Outlook for Malaysian real estate

This is a bet on the future of the Malaysian economy at a discount. Malaysia has sustained over four decades of rapid export-led economic growth which has helped it get close to becoming a developed economy. Malaysia has the tailwind of a young population with median age of about 29.


While real estate suffers from supply overhang, prices themselves have decreased little, making real estate companies whose P/B ratios have gradually declined to 0.3-0.5 either a relative bargain or a sign of things to come in the underlying real estate.



Between 2010 and 2019, the average y-o-y increase in house prices of 7.9% surpassed income growth of 5.6%. However, house prices have moderated since 2017. The current median price to income ratio nationally and in the Selangor state is around 4.0, higher than the ideal 3.0 but essentially the same as in the United States. 




Supply and demand

According to data from Statistics Malaysia and its National Property Information Centre (NAPIC), between 2016 and 2019, the number of residential developments increased in tandem with household growth.
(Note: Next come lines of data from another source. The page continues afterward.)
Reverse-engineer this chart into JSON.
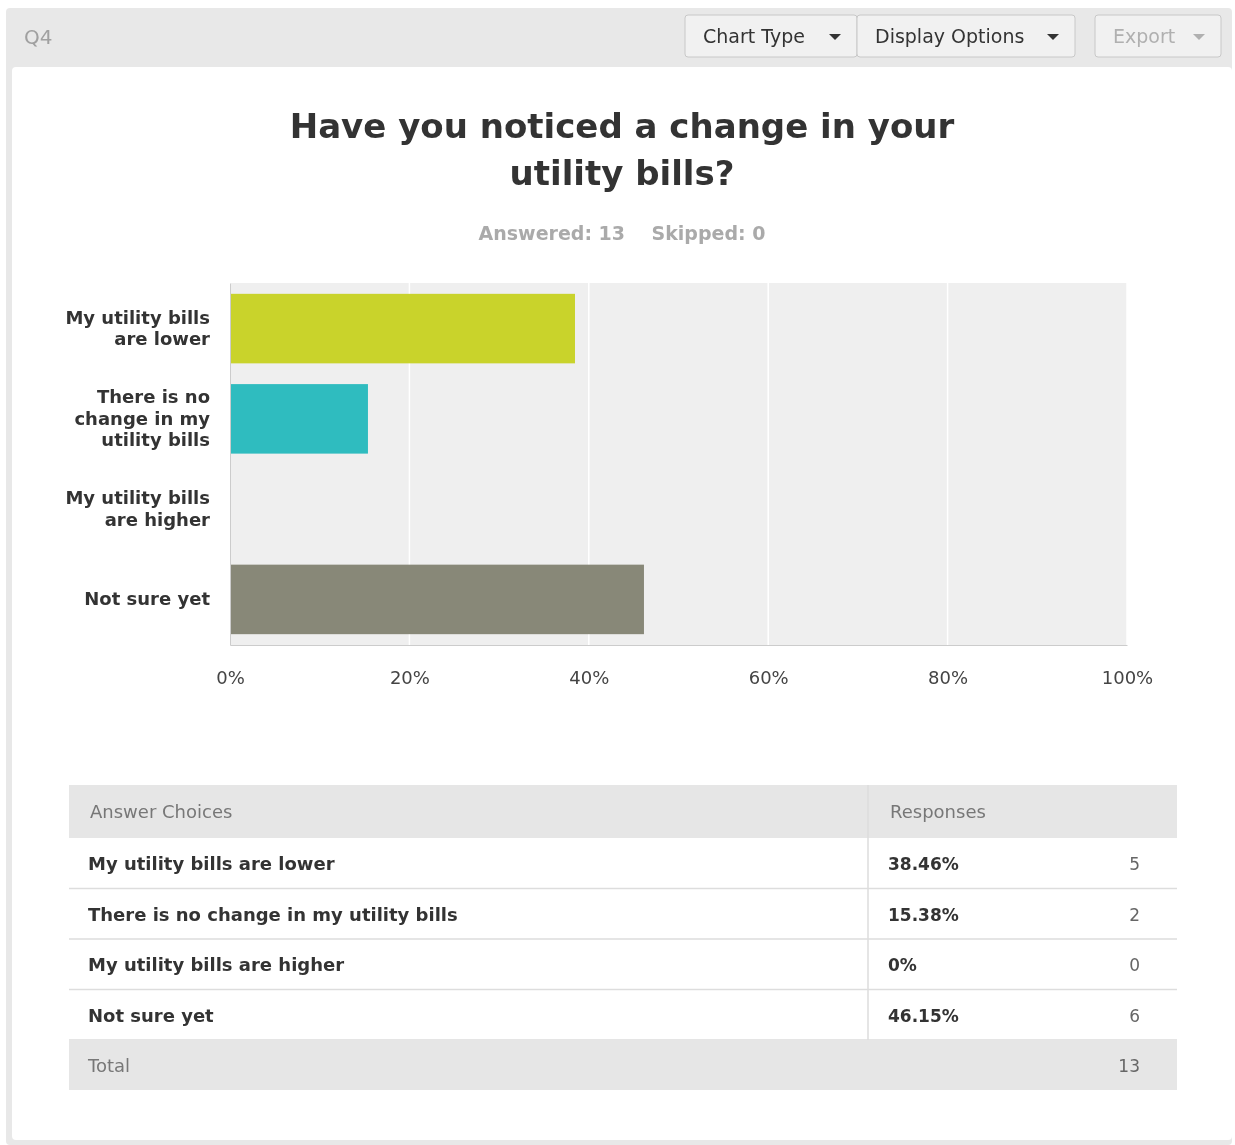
{
  "chart_data": {
    "type": "bar",
    "orientation": "horizontal",
    "title": "Have you noticed a change in your utility bills?",
    "subtitle": "Answered: 13    Skipped: 0",
    "categories": [
      "My utility bills are lower",
      "There is no change in my utility bills",
      "My utility bills are higher",
      "Not sure yet"
    ],
    "values": [
      38.46,
      15.38,
      0,
      46.15
    ],
    "colors": [
      "#c9d32b",
      "#2fbcbf",
      "#5d6f8a",
      "#888878"
    ],
    "xlim": [
      0,
      100
    ],
    "xticks": [
      {
        "value": 0,
        "label": "0%"
      },
      {
        "value": 20,
        "label": "20%"
      },
      {
        "value": 40,
        "label": "40%"
      },
      {
        "value": 60,
        "label": "60%"
      },
      {
        "value": 80,
        "label": "80%"
      },
      {
        "value": 100,
        "label": "100%"
      }
    ],
    "grid": "x",
    "annotations": [
      "Q4",
      "Chart Type",
      "Display Options",
      "Export",
      "Answer Choices",
      "Responses",
      "5",
      "2",
      "0",
      "6",
      "Total",
      "13",
      "38.46%",
      "15.38%",
      "0%",
      "46.15%"
    ]
  }
}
During that period, about 100,000 new households were formed every year while the annual new completion of residential property was around 80,000 units. 


With the population at 32.65 million in 2020, against the existing total residential housing stock of 5.84 million units and the 2019 household size of 3.9 persons, the number of living quarters required is 8.37 million units. It would appear that there is a shortage in housing supply of 2.52 million units in Malaysia.




The near term property market sentiment is expected to improve due to the reintroduction of the Home Ownership Campaign, Real Property Gains Tax (RPGT) exemption, stamp duty exemption, and the removal of the 70 per cent margin of financing limit. Interest rates are at a record low also. 


I do not hold a position with the issuer such as employment, directorship, or consultancy.
I and/or others I advise do not hold a material investment in the issuer's securities.


Recovery in the Malaysian economy and real estate sector.